Even more comforting was the fact that the teenagers not only took the difficulties in stride, aside from a few snide remarks about their parents’ perverse notion of a family vacation, but also seemed to revel in the challenge and the reward of being in such a spectacular and wild place.
G—’s new water purifier did wonders for the first several gallons that we pumped from the dank pothole. The water tasted good, despite the mild green tint. But then the flow slowed to a dribble before giving up completely, regardless of how fast one pumped. Apparently the algae had clogged the thing entirely, rendering it defunct and us potentially thirsty. We started rationing water so as to have enough for the sure-to-be grueling hike out the next day. And we grudgingly came to terms with the daunting prospect of a coffee-less next morning. Meanwhile, we watched the sky warily as clouds thickened and the temperature dropped.
“It’ll just be little squalls,” I said, my voice wavering and my confidence in my meteorological skills waning.
Sure enough, the pitter-patter of rain against my tent woke me in long before dawn. For four hours it came down, transforming the dirt through which we would travel that day into a sticky, slippery muck. As we crawled out of our tents, the rain became big-flaked snow, which blanketed the slopes above us with white. The potholes were all full of cold, clear rainwater. We would get our coffee after all. My spirits, however, were dimmed by the concurrent realization that I had packed no rain gear save for a wool sweater. I was reminded of something Craig Childs once wrote: “There are two easy ways to die in the desert: thirst and drowning.” I wasn’t in danger of either of those. But I was a bit worried that I might add a third way: hypothermia.
The climb out of camp was a bit like scaling the north face of the Eiger in December, if the Eiger were made up of loose sandstone boulders, gloppy red-brown mud, and the occasional tree or shrub, clinging to the slope. As first our packs, and then everything in them became saturated with water and coated in slush and snow, they grew considerably heavier, causing that much more pain in quads and shoulders. We grunted, growled, rasped, and whined, comforting ourselves with my (dreadfully wrong) prediction that we’d be able to avoid bushwhacking on this route, and with visions of Sonic burgers and tater tots dancing in our heads.
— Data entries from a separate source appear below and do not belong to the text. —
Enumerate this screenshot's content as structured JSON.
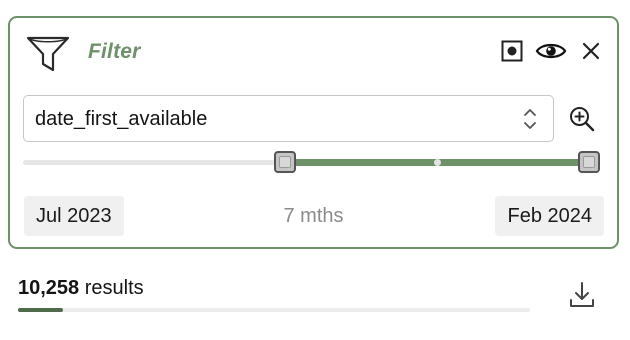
{
  "filter": {
    "title": "Filter",
    "icon": "filter-funnel-icon",
    "header_icons": [
      "record-icon",
      "eye-icon",
      "close-icon"
    ],
    "accent_color": "#6f916a",
    "field": {
      "selected": "date_first_available",
      "icon": "chevron-up-down-icon"
    },
    "zoom_icon": "zoom-in-icon",
    "range": {
      "start_label": "Jul 2023",
      "end_label": "Feb 2024",
      "duration_label": "7 mths",
      "start_fraction": 0.454,
      "end_fraction": 0.983
    }
  },
  "results": {
    "count": "10,258",
    "label": "results",
    "progress_fraction": 0.088,
    "download_icon": "download-icon"
  }
}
We were maybe three-fourths of the way up when I grabbed ahold of the Mormon tea shrub and then the other. I was suspended there for what seemed forever before arcing backwards, toward certain bodily harm, if not death. But in the very moment that I had surrendered myself to my fate, a perfectly placed piñon tree gently caught me in its arms. Trembling, I jumped up and brushed myself off, feeling lucky that the rest of the crew was out of sight when I made my nearly fatal faux pas.
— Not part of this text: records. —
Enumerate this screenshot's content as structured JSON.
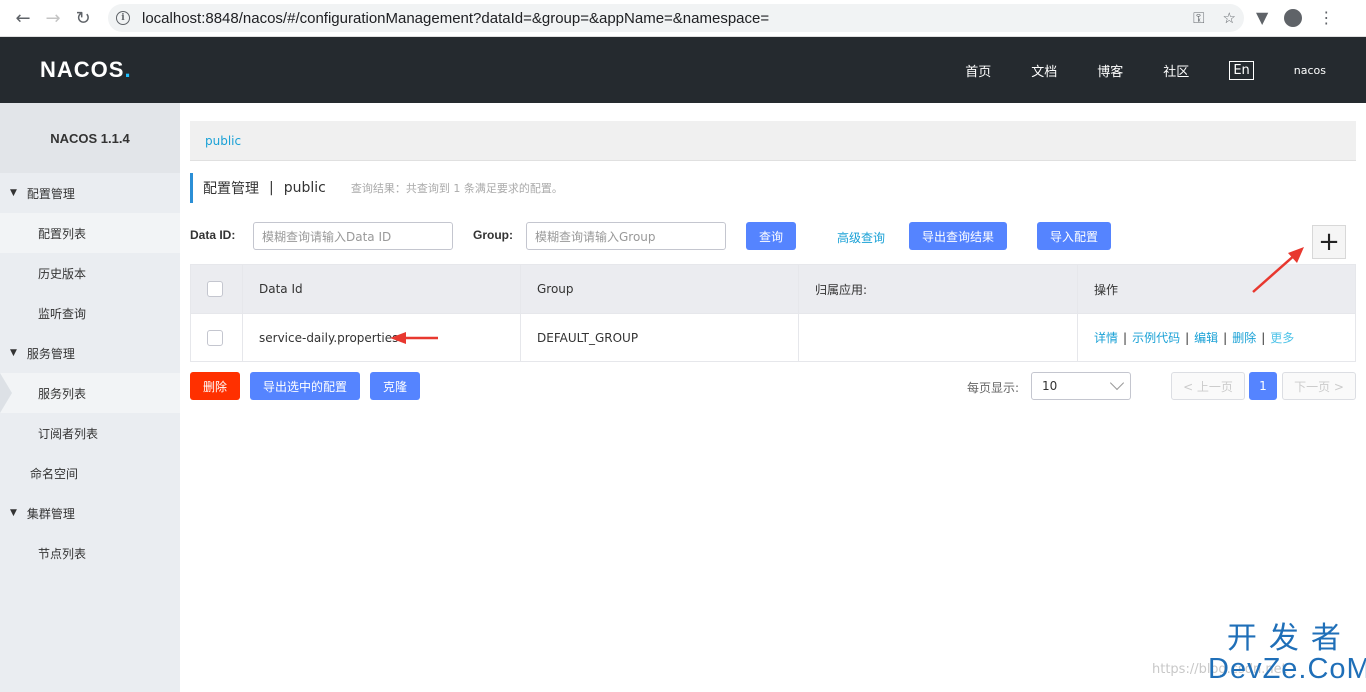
{
  "browser": {
    "url": "localhost:8848/nacos/#/configurationManagement?dataId=&group=&appName=&namespace="
  },
  "header": {
    "logo": "NACOS",
    "logo_dot": ".",
    "nav": [
      "首页",
      "文档",
      "博客",
      "社区"
    ],
    "lang": "En",
    "user": "nacos"
  },
  "sidebar": {
    "title": "NACOS 1.1.4",
    "groups": [
      {
        "label": "配置管理",
        "items": [
          "配置列表",
          "历史版本",
          "监听查询"
        ]
      },
      {
        "label": "服务管理",
        "items": [
          "服务列表",
          "订阅者列表"
        ]
      },
      {
        "label": "命名空间"
      },
      {
        "label": "集群管理",
        "items": [
          "节点列表"
        ]
      }
    ]
  },
  "main": {
    "breadcrumb": "public",
    "title": "配置管理",
    "title_sep": "|",
    "namespace": "public",
    "result_text": "查询结果：共查询到 1 条满足要求的配置。",
    "filters": {
      "dataid_label": "Data ID:",
      "dataid_placeholder": "模糊查询请输入Data ID",
      "group_label": "Group:",
      "group_placeholder": "模糊查询请输入Group",
      "query_btn": "查询",
      "advanced_link": "高级查询",
      "export_btn": "导出查询结果",
      "import_btn": "导入配置",
      "add_btn": "+"
    },
    "table": {
      "headers": [
        "Data Id",
        "Group",
        "归属应用:",
        "操作"
      ],
      "rows": [
        {
          "data_id": "service-daily.properties",
          "group": "DEFAULT_GROUP",
          "app": "",
          "ops": [
            "详情",
            "示例代码",
            "编辑",
            "删除",
            "更多"
          ]
        }
      ]
    },
    "bottom": {
      "delete_btn": "删除",
      "export_selected_btn": "导出选中的配置",
      "clone_btn": "克隆",
      "pagesize_label": "每页显示:",
      "pagesize_value": "10",
      "prev": "< 上一页",
      "page": "1",
      "next": "下一页 >"
    }
  },
  "overlay": {
    "watermark": "https://blog.csdn.net",
    "brand_cn": "开发者",
    "brand_en": "DevZe.CoM"
  }
}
“Nice bush jump, Jonny!” Yelled H— from nearby, laughing uproariously. I guess someone had seen, after all. But what did I care? I was alive, I was with friends on a slope in Utah in near-white-out conditions, and we only had another four hours of so of snow-soaked, hypothermic, sob-inducing, disoriented bushwhacking to go, followed by a treacherous drive across impassible-when-wet roads through country from which all reasonable and intelligent humans had fled. What could be better than that?
Best of all, the kids were eating it up—suffering and all—and I’m pretty sure the legion of backpackers has two new members.
*The “Author” is Michael R. Kelsey, writer of guidebooks focusing on Canyon Country. I refuse to even flip through the guidebooks. But I won’t get into that here.